Читать «Бьётся сердце» онлайн - страница 10

Софрон Петрович Данилов

Занялась заря её новой жизни. Совсем как в стихах…

Школьницей Саргылана меняла свои привязанности чуть ли не каждую неделю. Спектакль со знаменитым актёром — и она на всю жизнь актриса. Пустили в Якутск новенькие автобусы, и Саргылана сейчас же к отцу: пойду в водители. Отец не противился. Не возражал он против полярной радистки, не смутила его и балетная карьера дочери. Обеспокоился отец лишь тогда, когда Саргылана перестала стрекотать о своих увлечениях, стала тихой и строгой. Забросив романы, она читала записки народной учительницы, методику ведения уроков и труды Макаренко о воспитании. Это нисколько не походило на прежние увлечения — это было серьёзно, и потому отец забеспокоился: неужели ей действительно нравится профессия учительницы?

Неприятно хлопая подтяжками на груди, отец ходил по комнате и говорил о том, что стать учительницей — значит закопать в землю своё будущее. Начнёшь учительницей, учительницей и кончишь. Другое дело — должность в аппарате. Или ещё лучше — научный работник. Будь ты хоть олух олухом, всё равно станешь продвигаться со ступеньки на ступеньку, ты только посмотри, сколько их вокруг, этих кандидатов всяких наук…

Недаром у себя в министерстве за столом главного бухгалтера Тарас Тимофеевич наводил страх даже на министра. Человек он был решительный и сам принёс дочери авиабилет в Москву: всё сговорено, будешь поступать на биофак университета.

Саргылана полетела в Москву, но в университет даже не зашла. О том, что дочь всё-таки учится в педагогическом, Тарас Тимофеевич узнал месяц спустя.

За год, проведённый вне дома, изменилось её отношение к родителям. Сказать честно, она теперь уже не так любила их, как раньше, особенно отца. Эти его отвратительные слова о педагогике! А его вечное недовольство всем «простонародным», хотя сам он родился в якутской деревне, старики его и сейчас жили в дальнем наслеге. А его пренебрежение к якутскому языку!

Однажды на третьем курсе была встреча с французскими студентами. По очереди пели песни на родных языках, всем хотелось послушать песни морозной и загадочной Якутии, но как признаться, что она не знает до конца ни одной якутской песни, что говорит на родном языке, как иностранка. Кто этому поверит!

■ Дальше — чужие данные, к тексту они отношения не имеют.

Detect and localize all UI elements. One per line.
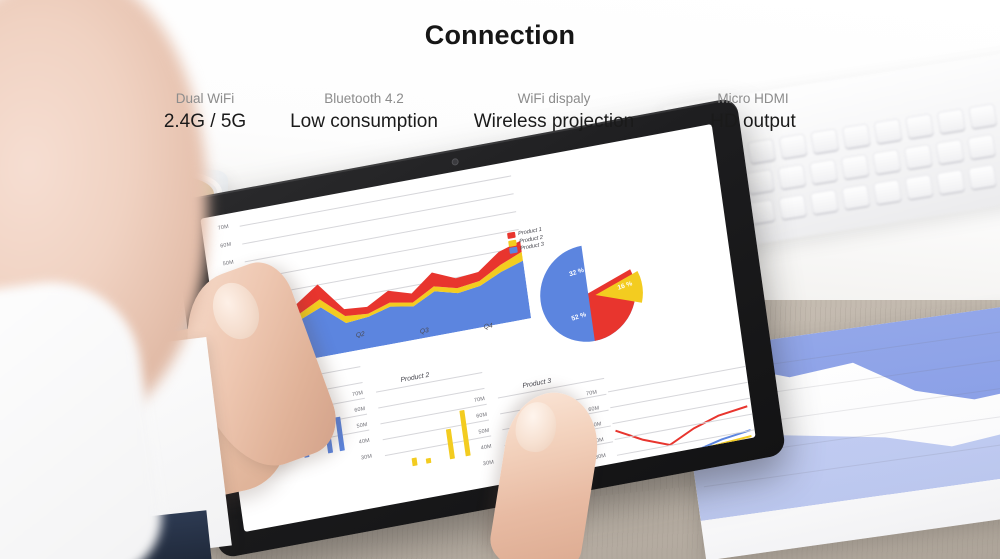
bar2-ytick-70m: 70M	[351, 390, 364, 399]
feature-dual-wifi: Dual WiFi 2.4G / 5G	[125, 90, 285, 136]
bar2-ytick-30m: 30M	[360, 453, 373, 462]
bar3-ytick-70m: 70M	[473, 395, 486, 404]
scene-photo: 70M 60M 50M 40M 30M 20M 10M Q1 Q2 Q3	[0, 0, 1000, 559]
bar-item	[335, 416, 345, 452]
feature-bluetooth: Bluetooth 4.2 Low consumption	[278, 90, 450, 136]
area-xlabel-q4: Q4	[483, 322, 494, 331]
pie-chart: 32 % 16 % 52 %	[526, 231, 657, 356]
bar3-ytick-60m: 60M	[475, 411, 488, 420]
feature-main-label: 2.4G / 5G	[163, 111, 247, 132]
product-banner: 70M 60M 50M 40M 30M 20M 10M Q1 Q2 Q3	[0, 0, 1000, 559]
feature-main-label: HD output	[710, 111, 796, 132]
pie-chart-plot	[540, 245, 643, 342]
legend-swatch-icon	[508, 239, 517, 247]
feature-micro-hdmi: Micro HDMI HD output	[670, 90, 836, 136]
page-title: Connection	[424, 20, 576, 50]
bar2-ytick-40m: 40M	[358, 437, 371, 446]
bar-item	[425, 457, 432, 464]
bar3-ytick-40m: 40M	[480, 443, 493, 452]
bar-item	[411, 457, 418, 467]
bar3-ytick-50m: 50M	[478, 427, 490, 436]
feature-wifi-display: WiFi dispaly Wireless projection	[466, 90, 642, 136]
feature-main-label: Wireless projection	[473, 111, 635, 132]
feature-sub-label: WiFi dispaly	[517, 91, 591, 106]
legend-swatch-icon	[509, 246, 518, 254]
front-camera-icon	[451, 159, 458, 165]
feature-sub-label: Bluetooth 4.2	[324, 91, 404, 106]
legend-swatch-icon	[507, 231, 516, 240]
bar2-ytick-50m: 50M	[356, 421, 369, 430]
bar-item	[459, 409, 471, 457]
feature-sub-label: Dual WiFi	[175, 91, 235, 106]
feature-sub-label: Micro HDMI	[717, 91, 789, 106]
bar-item	[445, 428, 455, 460]
feature-main-label: Low consumption	[290, 111, 438, 132]
bar2-ytick-60m: 60M	[354, 405, 366, 414]
bar3-ytick-30m: 30M	[482, 459, 495, 468]
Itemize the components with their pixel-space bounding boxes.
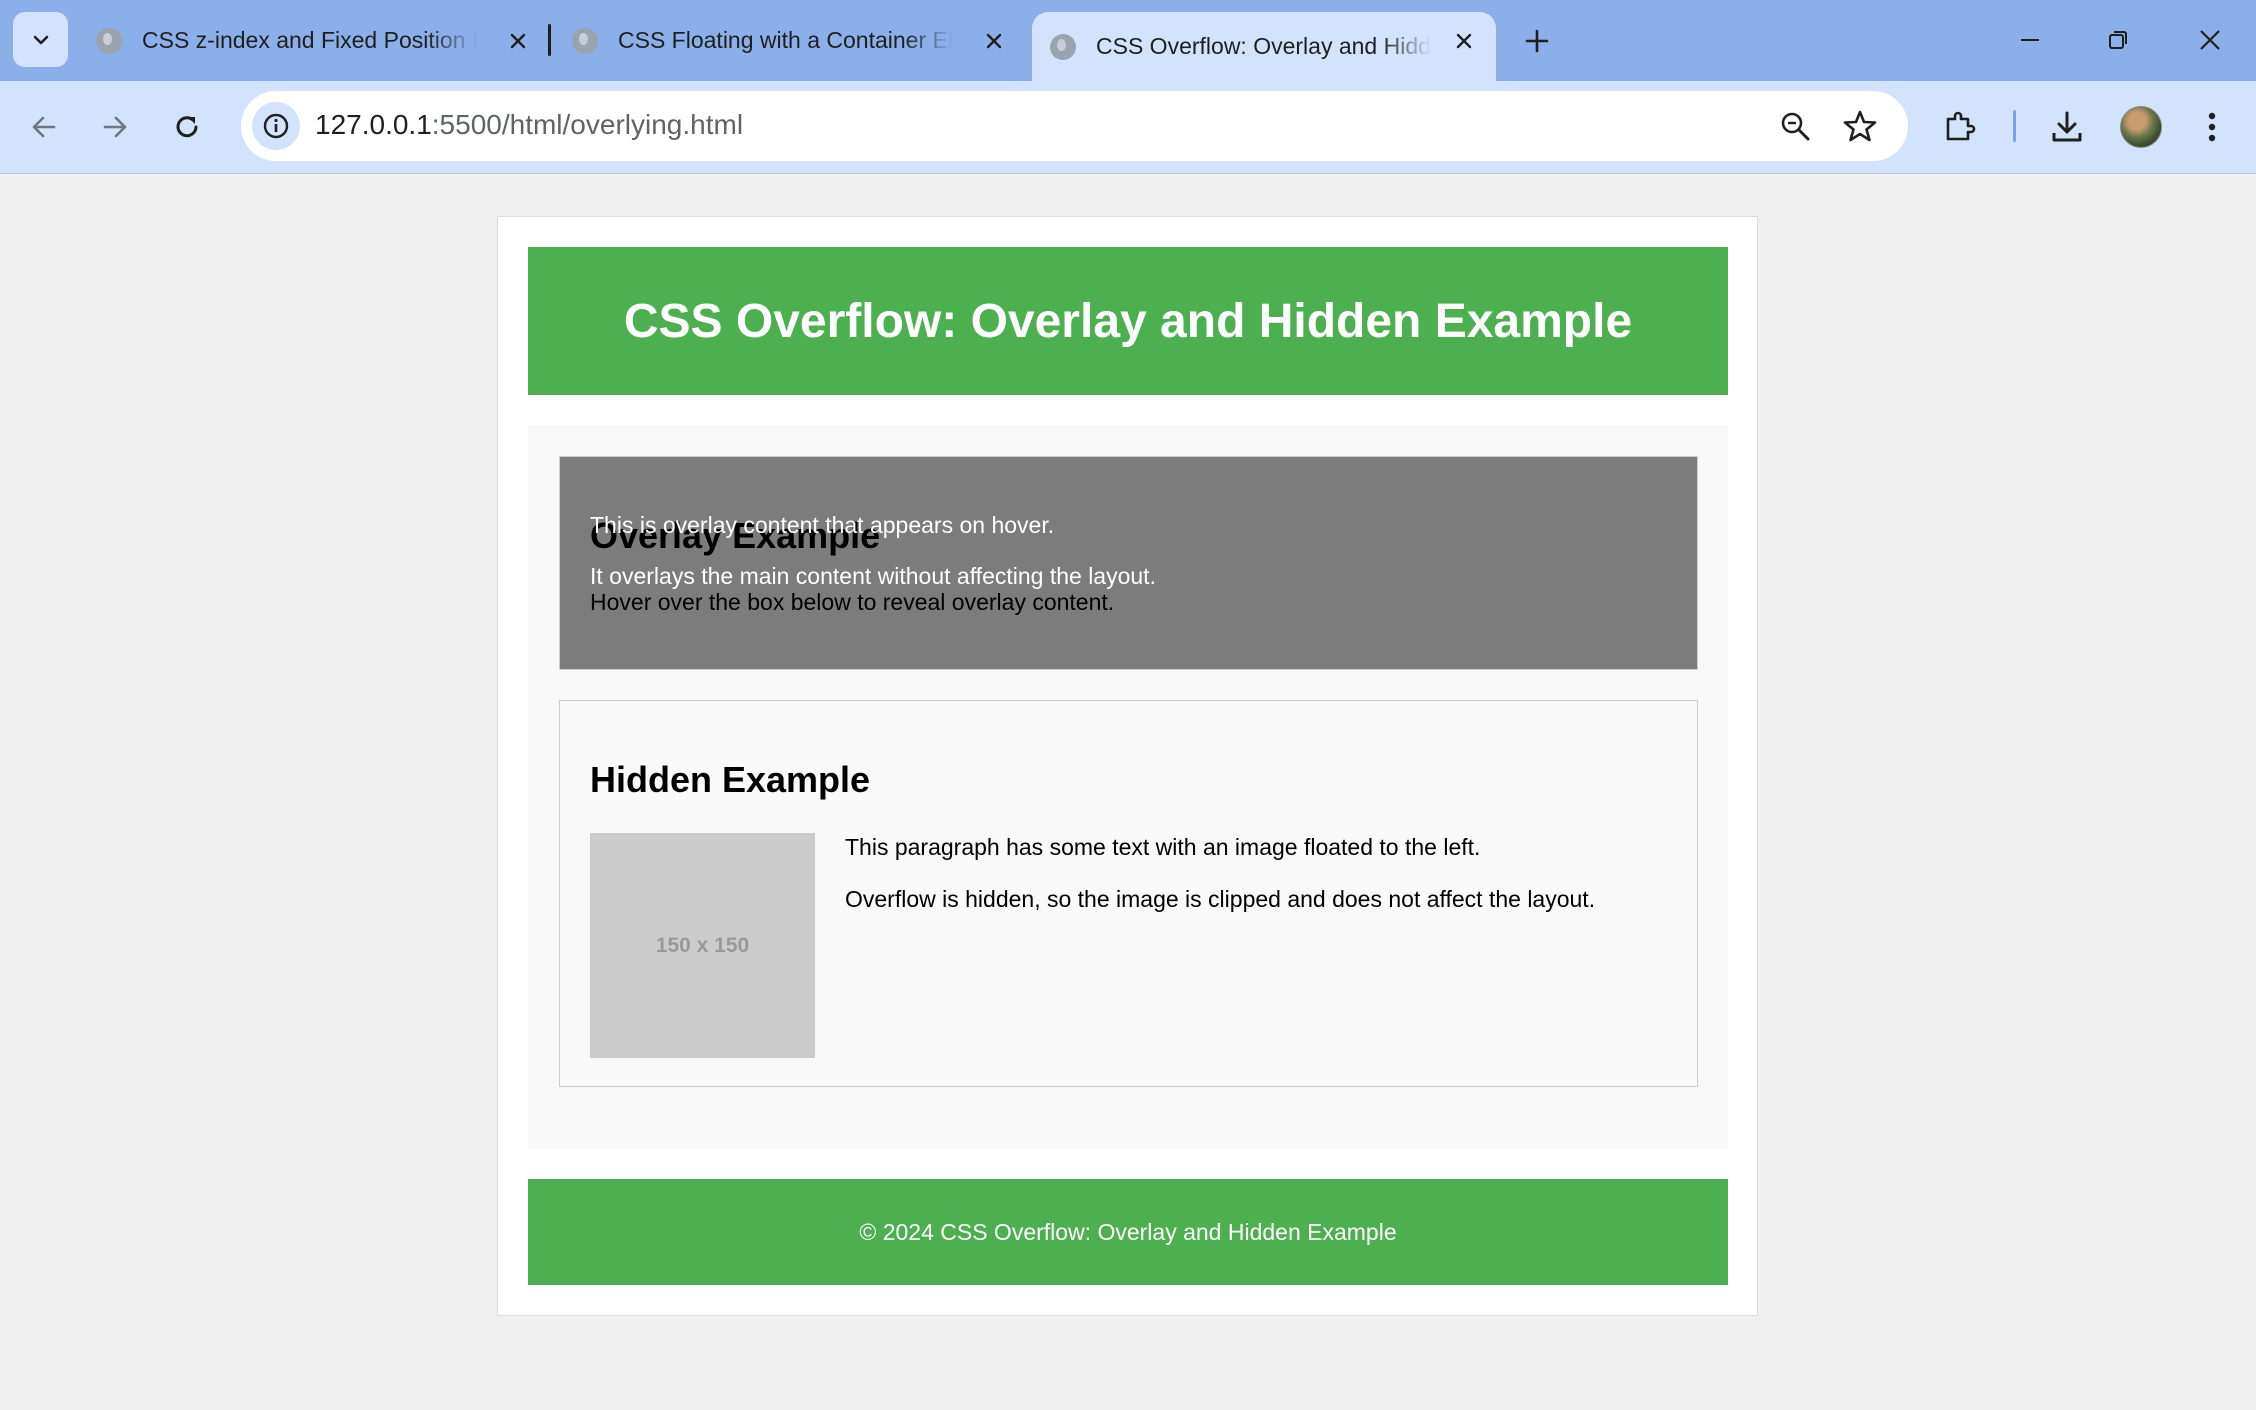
hidden-paragraph-2: Overflow is hidden, so the image is clip… [845,886,1596,912]
site-info-button[interactable] [252,102,300,150]
avatar[interactable] [2120,106,2162,148]
close-icon[interactable] [976,12,1012,69]
forward-button[interactable] [89,101,141,153]
close-icon[interactable] [500,12,536,69]
overlay-layer: This is overlay content that appears on … [560,457,1697,669]
tab-floating[interactable]: CSS Floating with a Container Element [572,12,1012,69]
url-text[interactable]: 127.0.0.1:5500/html/overlying.html [315,109,743,141]
downloads-button[interactable] [2042,102,2092,152]
page-footer: © 2024 CSS Overflow: Overlay and Hidden … [528,1179,1728,1285]
back-button[interactable] [18,101,70,153]
extensions-icon [1946,111,1976,141]
tab-strip: CSS z-index and Fixed Position Example C… [0,0,2256,81]
hidden-box: Hidden Example 150 x 150 This paragraph … [559,700,1698,1087]
site-info-icon [263,113,289,139]
new-tab-button[interactable] [1517,14,1557,68]
overlay-line-1: This is overlay content that appears on … [590,512,1055,538]
tab-title: CSS z-index and Fixed Position Example [142,27,477,53]
minimize-button[interactable] [2000,12,2060,67]
restore-button[interactable] [2088,12,2148,67]
page-title: CSS Overflow: Overlay and Hidden Example [623,294,1633,348]
browser-toolbar: 127.0.0.1:5500/html/overlying.html [0,81,2256,174]
toolbar-separator [2013,110,2016,142]
tab-separator [548,24,551,56]
placeholder-label: 150 x 150 [655,933,750,957]
overlay-box[interactable]: Overlay Example Hover over the box below… [559,456,1698,670]
placeholder-image: 150 x 150 [590,833,815,1058]
close-icon[interactable] [1446,12,1482,69]
hidden-paragraph-1: This paragraph has some text with an ima… [845,834,1481,860]
globe-icon [1050,33,1076,60]
restore-icon [2109,30,2127,49]
back-icon [32,116,56,138]
overlay-line-2: It overlays the main content without aff… [590,563,1156,589]
page-container: CSS Overflow: Overlay and Hidden Example… [497,216,1758,1316]
forward-icon [103,116,127,138]
close-icon [2200,29,2220,50]
more-menu-button[interactable] [2187,102,2237,152]
tab-search-button[interactable] [13,12,68,67]
download-icon [2052,111,2082,142]
extensions-button[interactable] [1935,102,1985,152]
address-bar[interactable]: 127.0.0.1:5500/html/overlying.html [241,91,1908,161]
globe-icon [96,27,122,54]
tab-title: CSS Overflow: Overlay and Hidden Example [1096,33,1431,59]
hidden-heading: Hidden Example [590,759,871,800]
url-path: :5500/html/overlying.html [431,109,744,140]
tab-list-icon [33,35,48,44]
bookmark-button[interactable] [1842,108,1878,144]
tab-zindex[interactable]: CSS z-index and Fixed Position Example [96,12,536,69]
page-viewport: CSS Overflow: Overlay and Hidden Example… [0,174,2256,1410]
more-menu-icon [2208,112,2216,142]
tab-overflow[interactable]: CSS Overflow: Overlay and Hidden Example [1032,12,1496,81]
globe-icon [572,27,598,54]
close-window-button[interactable] [2180,12,2240,67]
tab-title: CSS Floating with a Container Element [618,27,953,53]
zoom-icon [1781,112,1810,141]
reload-icon [176,116,198,138]
bookmark-star-icon [1843,110,1877,142]
reload-button[interactable] [161,101,213,153]
zoom-button[interactable] [1777,108,1813,144]
url-host: 127.0.0.1 [315,109,432,140]
minimize-icon [2021,38,2039,41]
page-header: CSS Overflow: Overlay and Hidden Example [528,247,1728,395]
new-tab-icon [1525,29,1549,53]
footer-text: © 2024 CSS Overflow: Overlay and Hidden … [859,1218,1397,1245]
main-content: Overlay Example Hover over the box below… [528,425,1728,1149]
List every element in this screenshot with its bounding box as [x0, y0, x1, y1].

Разбрызгивая от ярости чернила, Саргылана написала отцу длинное письмо: он вырастил её дурочкой, ей стыдно за себя и за его родительский эгоизм. После института она поедет преподавать в самый отдалённый якутский наслег. Перед родным народом она искупит и свою вину, и вину родителей.

Три года спустя мать лежала с мокрым полотенцем на голове, отец, небритый, мрачный, ходил из угла в угол, правда, уже не кричал как когда-то и не хлопал подтяжками. Саргылана была уже готова отказаться от своего решения, так ей стало жалко родителей! Но она всё-таки отправилась в Арылах. Уезжая, она чувствовала себя и несчастной и ужасно гордой — поступила по-своему!

Деревня Арылах стояла в окружении дремучих лесов, но в ней была настоящая десятилетка с интернатом, с отличными производственными мастерскими. Саргылану Тарасовну встретили радушно, обласкали. Учительница Майя Ивановна, одинокая молодая женщина, предложила ей уголок в своём домишке, а директор-старичок даже выразил готовность похлопотать «насчёт коровки» — не хочет ли Саргылана Тарасовна завести дойную буренушку, чтобы пить парное молоко по утрам? Саргылана едва не рассмеялась вслух. Коллеги то и дело предлагали ей свою помощь, что-то советовали, каждый чувствовал себя ветераном рядом с такой молоденькой.